Cette manifestation à Jésus lors de son baptême présente quelque analogie avec les vocations de prophètes. Dans celles-ci, Dieu définit de même la mission et le message de son envoyé, il revêt celui-ci de son Esprit. Mais la mission, le message de Jésus sont uniques : il est le Fils. Et à la différence des prophètes, il n'est même pas question de sa réponse, encore moins de ses objections.

2 - 2 - 2 : La généalogie de Jésus (3, 23-38)

Suivant l'usage de la bible, Matthieu présente une généalogie de Jésus au début de son livre. Luc en place une, mais seulement au chapitre 3. Cette différence a un sens. Nous y reviendrons. La généalogie de Matthieu est descendante : d'Abraham à Jésus en passant par David et tous les rois de Juda. Celle de Luc est ascendante : elle remonte de Joseph à Abraham, et jusqu'à Adam, sans nommer d'autre roi que David. Elle rencontre cependant celle de Matthieu sur les noms de Salathiel et de Zorobabel. La généalogie de Matthieu est construite sur trois séries de deux fois sept noms, celle de Luc sur onze fois sept noms, ce qui est un assez bon indice de l'origine sémitique de ces deux généalogies.

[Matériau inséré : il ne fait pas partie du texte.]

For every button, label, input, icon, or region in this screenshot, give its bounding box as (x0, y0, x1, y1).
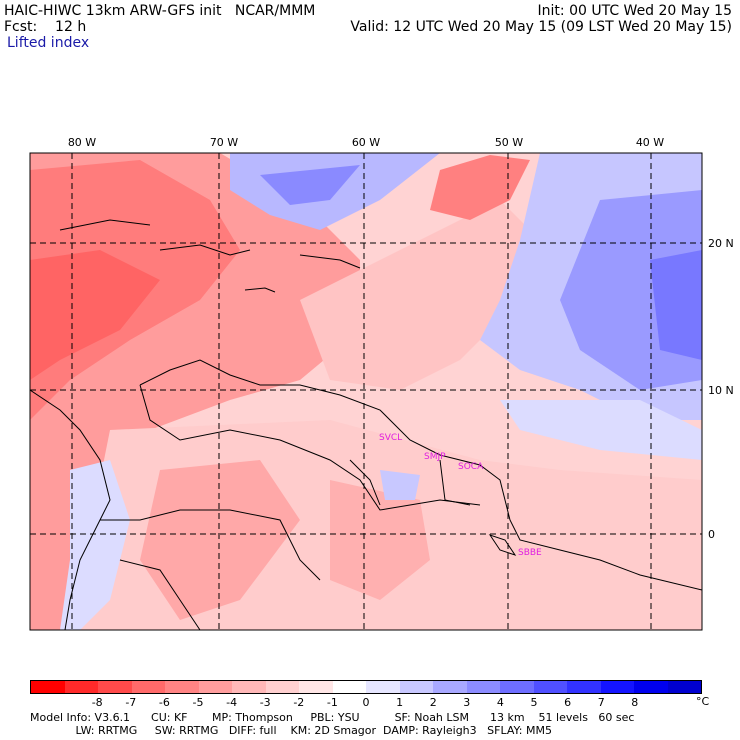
station-soca: SOCA (458, 462, 484, 472)
lon-label-40w: 40 W (636, 136, 664, 149)
lat-label-20n: 20 N (708, 237, 734, 250)
colorbar-tick-label: 3 (463, 696, 471, 709)
colorbar-tick-label: -2 (293, 696, 305, 709)
colorbar-swatch (98, 681, 132, 693)
lon-label-50w: 50 W (495, 136, 523, 149)
colorbar-swatch (31, 681, 65, 693)
colorbar-swatch (466, 681, 500, 693)
model-info-line2: LW: RRTMG SW: RRTMG DIFF: full KM: 2D Sm… (30, 724, 552, 737)
colorbar-swatch (131, 681, 165, 693)
colorbar-swatch (533, 681, 567, 693)
colorbar-swatch (165, 681, 199, 693)
colorbar-swatch (600, 681, 634, 693)
colorbar-swatch (366, 681, 400, 693)
colorbar-tick-label: 1 (396, 696, 404, 709)
station-svcl: SVCL (379, 433, 402, 443)
colorbar-swatch (399, 681, 433, 693)
colorbar-tick-label: 6 (564, 696, 572, 709)
colorbar-swatch (500, 681, 534, 693)
colorbar-swatch (433, 681, 467, 693)
colorbar-tick-label: -3 (259, 696, 271, 709)
map-field (30, 153, 702, 630)
colorbar-tick-label: -4 (226, 696, 238, 709)
colorbar-swatch (64, 681, 98, 693)
colorbar-tick-label: 7 (597, 696, 605, 709)
colorbar-tick-label: 4 (496, 696, 504, 709)
lat-label-0: 0 (708, 528, 715, 541)
field-name: Lifted index (7, 35, 90, 51)
lon-label-70w: 70 W (210, 136, 238, 149)
colorbar-swatch (198, 681, 232, 693)
colorbar-tick-label: -8 (91, 696, 103, 709)
colorbar-tick-label: -7 (125, 696, 137, 709)
station-sbbe: SBBE (518, 548, 542, 558)
colorbar-swatch (265, 681, 299, 693)
model-title: HAIC-HIWC 13km ARW-GFS init NCAR/MMM (4, 3, 316, 19)
colorbar-swatch (332, 681, 366, 693)
valid-time: Valid: 12 UTC Wed 20 May 15 (09 LST Wed … (350, 19, 732, 35)
lon-label-60w: 60 W (352, 136, 380, 149)
colorbar-tick-label: 8 (631, 696, 639, 709)
colorbar-labels: -8 -7 -6 -5 -4 -3 -2 -1 0 1 2 3 4 5 6 7 8 (30, 696, 702, 709)
colorbar-swatch (299, 681, 333, 693)
colorbar-tick-label: 0 (362, 696, 370, 709)
colorbar-tick-label: 5 (530, 696, 538, 709)
stations: SVCL SMJP SOCA SBBE (379, 433, 542, 558)
colorbar-tick-label: 2 (429, 696, 437, 709)
colorbar-tick-label: -5 (192, 696, 204, 709)
colorbar-swatch (232, 681, 266, 693)
model-info: Model Info: V3.6.1 CU: KF MP: Thompson P… (30, 711, 730, 737)
graticule (30, 153, 702, 630)
colorbar-swatch (667, 681, 701, 693)
colorbar-tick-label: -1 (326, 696, 338, 709)
colorbar (30, 680, 702, 694)
station-smjp: SMJP (424, 452, 446, 462)
colorbar-swatch (567, 681, 601, 693)
model-info-line1: Model Info: V3.6.1 CU: KF MP: Thompson P… (30, 711, 635, 724)
coastlines (30, 219, 702, 630)
colorbar-unit: °C (696, 695, 710, 708)
lon-label-80w: 80 W (68, 136, 96, 149)
colorbar-tick-label: -6 (158, 696, 170, 709)
lat-label-10n: 10 N (708, 384, 734, 397)
colorbar-swatch (634, 681, 668, 693)
init-time: Init: 00 UTC Wed 20 May 15 (537, 3, 732, 19)
map-frame (29, 152, 703, 631)
forecast-hour: Fcst: 12 h (4, 19, 87, 35)
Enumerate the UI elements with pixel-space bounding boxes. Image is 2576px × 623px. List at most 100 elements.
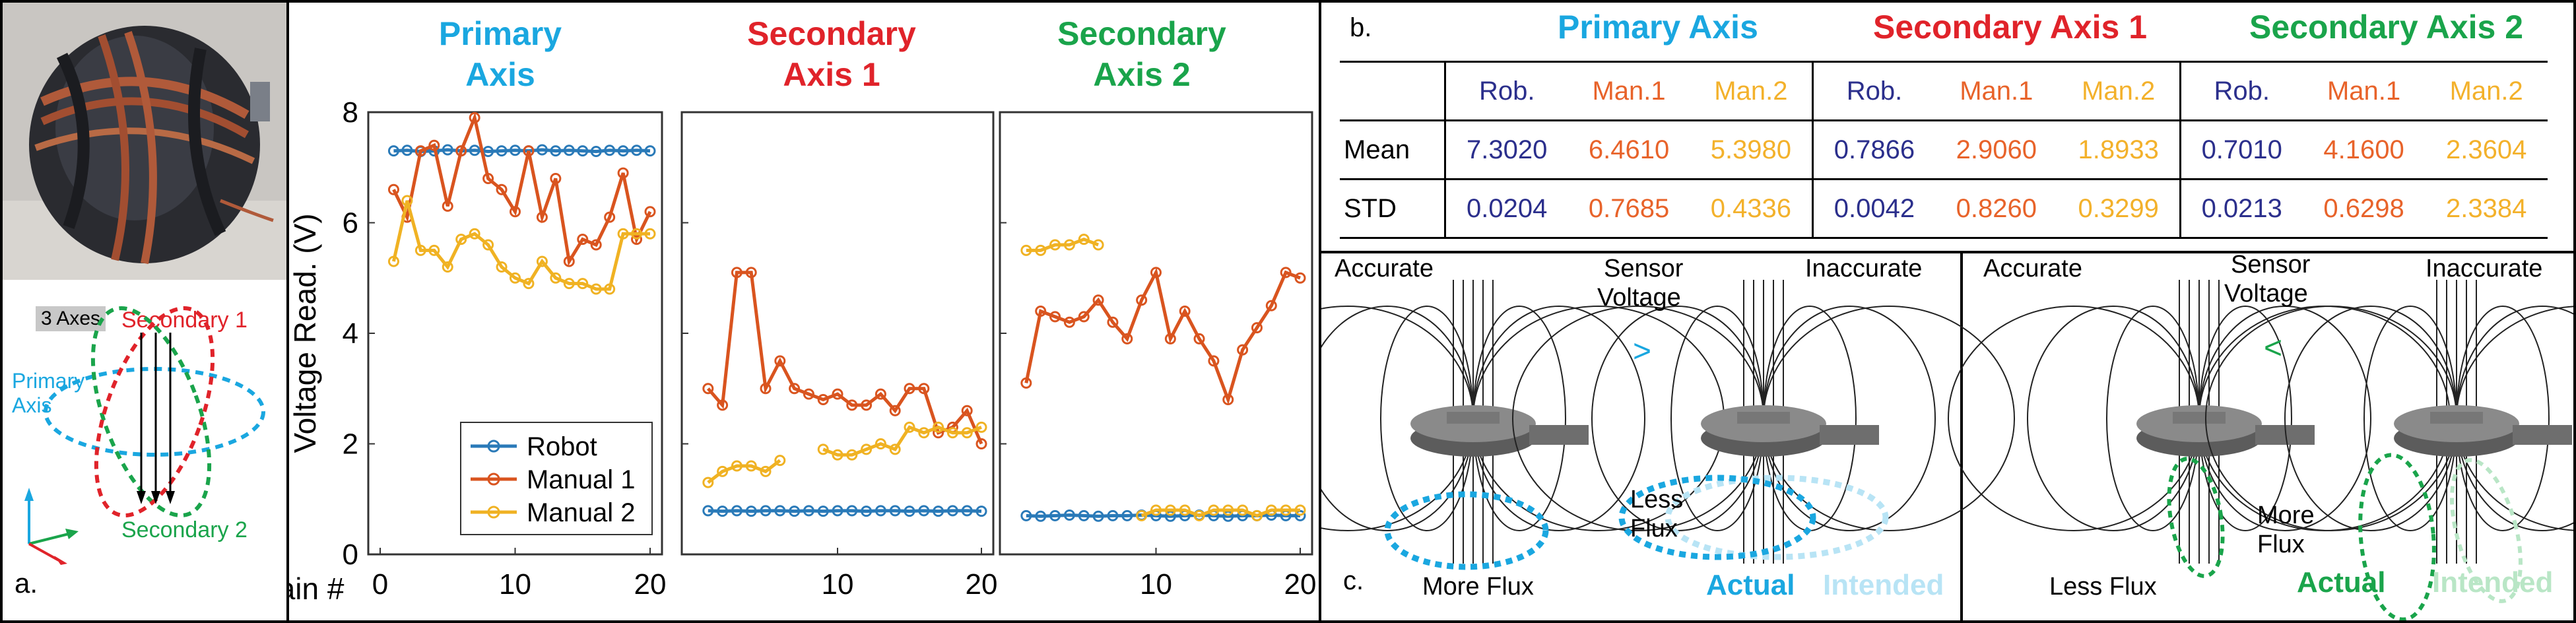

Dans le monde de la bible, les généalogies ne visent pas d'abord à donner la liste exacte et complète des ancêtres. Leur but avant tout est de fonder le droit à la possession d'une terre, au statut sacerdotal, à la légitimité dynastique. Leur rédaction est souvent artificielle comme le montre l'étude de 1 Chroniques 1-9. Dans le cas de Jésus, il est clair qu'on ne l'a pas cru fils de David parce qu'il avait une généalogie : on lui a cherché des généalogies parce qu'on le regardait comme fils de David. Voir Romains 1, 3-4.

Luc utilise donc ici sans doute un document juif. Il y a probablement ajouté lui-même les listes de noms de Thara à Adam, car c'est le seul passage de sa généalogie qui suive le texte de la Bible grecque (Genèse 5, 1-32 et 11, 10-25). Cette addition est significative : tandis que la liste de Matthieu situe Jésus uniquement à l'intérieur du peuple d'Israël, celle de Luc marque son rattachement à toute l'humanité. L'absence des rois entre Salathiel et David doit être imputable à la source de Luc, mais elle répond bien à sa réticence devant les royautés de ce monde. Peut-être faut-il rapprocher ce trait de la présence de plusieurs noms de prophètes : Elie, Amos, Nahum, Nathan. La liste ne situerait-elle pas Jésus dans la lignée des prophètes plutôt que dans celle des grands de ce monde ? En tout cas, sa finale, qui rattache Adam à Dieu, juste après que Jésus a été déclaré Fils de Dieu, situe Jésus en face du premier homme comme un second Adam, thème paulinien que reprend ici Luc.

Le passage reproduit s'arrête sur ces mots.